The U.S. Wants a Backdoor to Your Encrypted Messages. Sweden Just Showed Up With a Battering Ram | Opinion

As the U.S. government continues to press Facebook to create a backdoor into its encrypted messages apps to allow police to access private communications, Sweden has performed the equivalent of smashing down the door without bothering to knock.

Mikael Damberg, the Swedish Interior Minister, announced recently that their national police force will be able to secretly install spyware on the computers, tablets and telephones of crime suspects. This technology will be capable of activating the devices' microphones and cameras, intercept communications and covertly extract data such as pictures or files. Significantly, the new law grants police the legal and technical capabilities to read encrypted communications.

Damberg's press conference even flashed up the logos of several apps that use encryption including WhatsApp, Telegram and Signal on screen.

The radical approach by Sweden is one that the U.S., U.K. xfand others will be watching closely, given the challenges of tracking tech-savvy terrorists, paedophiles and other serious criminal networks. More than 90 percent of the digital communication police in Sweden have tried to monitor has been encrypted, according to Damberg, making it easier to criminals to evade them.

"Police in Malmö believe that there has not been a single murder in Malmö over recent years which hasn't been preceded by encrypted communications between gang members," he warned. "We are giving law enforcement agencies a new tool and a very sharp weapon in the fight against the gangs that handle much of the shootings and blasts and the serious criminal activity that is afflicted by Sweden."

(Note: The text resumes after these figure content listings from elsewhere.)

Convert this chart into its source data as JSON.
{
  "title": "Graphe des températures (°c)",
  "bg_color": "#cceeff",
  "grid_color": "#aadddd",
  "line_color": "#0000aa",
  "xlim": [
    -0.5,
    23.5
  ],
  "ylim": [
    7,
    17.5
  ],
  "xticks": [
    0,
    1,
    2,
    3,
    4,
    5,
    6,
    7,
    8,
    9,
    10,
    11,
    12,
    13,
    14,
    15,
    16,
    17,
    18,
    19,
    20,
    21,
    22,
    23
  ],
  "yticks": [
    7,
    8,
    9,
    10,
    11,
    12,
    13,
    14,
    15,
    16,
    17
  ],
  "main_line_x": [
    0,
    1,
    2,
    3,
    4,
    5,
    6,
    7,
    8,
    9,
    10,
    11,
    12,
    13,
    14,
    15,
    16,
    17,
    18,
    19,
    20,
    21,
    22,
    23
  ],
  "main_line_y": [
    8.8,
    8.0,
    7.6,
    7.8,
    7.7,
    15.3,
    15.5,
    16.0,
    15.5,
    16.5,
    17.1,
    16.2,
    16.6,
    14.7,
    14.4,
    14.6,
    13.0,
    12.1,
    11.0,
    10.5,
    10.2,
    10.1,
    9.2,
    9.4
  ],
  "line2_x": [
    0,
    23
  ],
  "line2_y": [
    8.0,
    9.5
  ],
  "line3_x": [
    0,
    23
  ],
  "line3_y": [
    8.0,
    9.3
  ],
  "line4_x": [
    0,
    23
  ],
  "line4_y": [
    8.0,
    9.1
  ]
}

The new law is proposed to come into force on March 1 next year, but how the Swedish authorities plan to do it remains hazy. They're clearly not going through Facebook, so will most likely buy the technology from contractors. There is a thriving market for companies that sell communications intercept tools, as we know from recent publicity around high-profile players like NSO Group, the Israeli tech firm. By 2022, the global lawful interception market is expected to be worth more than $4 billion, driven by the rising number of criminal activities and the growth of social media platforms.

The latest U.S. push for access to secure messaging services has been ignited by Facebook's plans to extend end-to-end encryption beyond WhatsApp to its Messenger and Instagram apps. The impression that's been created, however, is that without backdoor access, all hope is gone. An open letter to Facebook on October 4, signed by Donald Trump's Attorney General Bill Barr, acting U.S. Homeland Security Secretary Kevin McAleenan, and the U.K. and Australian governments quotes the National Center for Missing and Exploited Children's estimate that 70 percent of Facebook's reporting to NCMEC of illegal content and activity (12 million reports globally) would be lost. "Companies should not deliberately design their systems to preclude any form of access to content, even for preventing or investigating the most serious crimes," the letter reads.

As Sweden has shown, installing encryption backdoors as a way to read data when investigating crimes is not the only card on the table. It also brings its own risks. As a number of cyber security experts have pointed out, any backdoor created for law enforcement is likely to be exploited by the bad guys. If such a glaring vulnerability is there, someone will find a way to misuse it. And if the US, or the UK, is given access, then who will decide what other governments should have the same rights.

Sweden's direct approach has drawn surprisingly little controversy. That's not what would happen elsewhere. Human rights organisations have condemned the use of surveillance and interception technology as a serious threat to individual rights, due process, and democratic freedoms. Mark Zuckerberg has used much the same argument for end-to-end encryption, insisting that people want their messages to be secure and not to be seen by "hackers, criminals or over-reaching governments".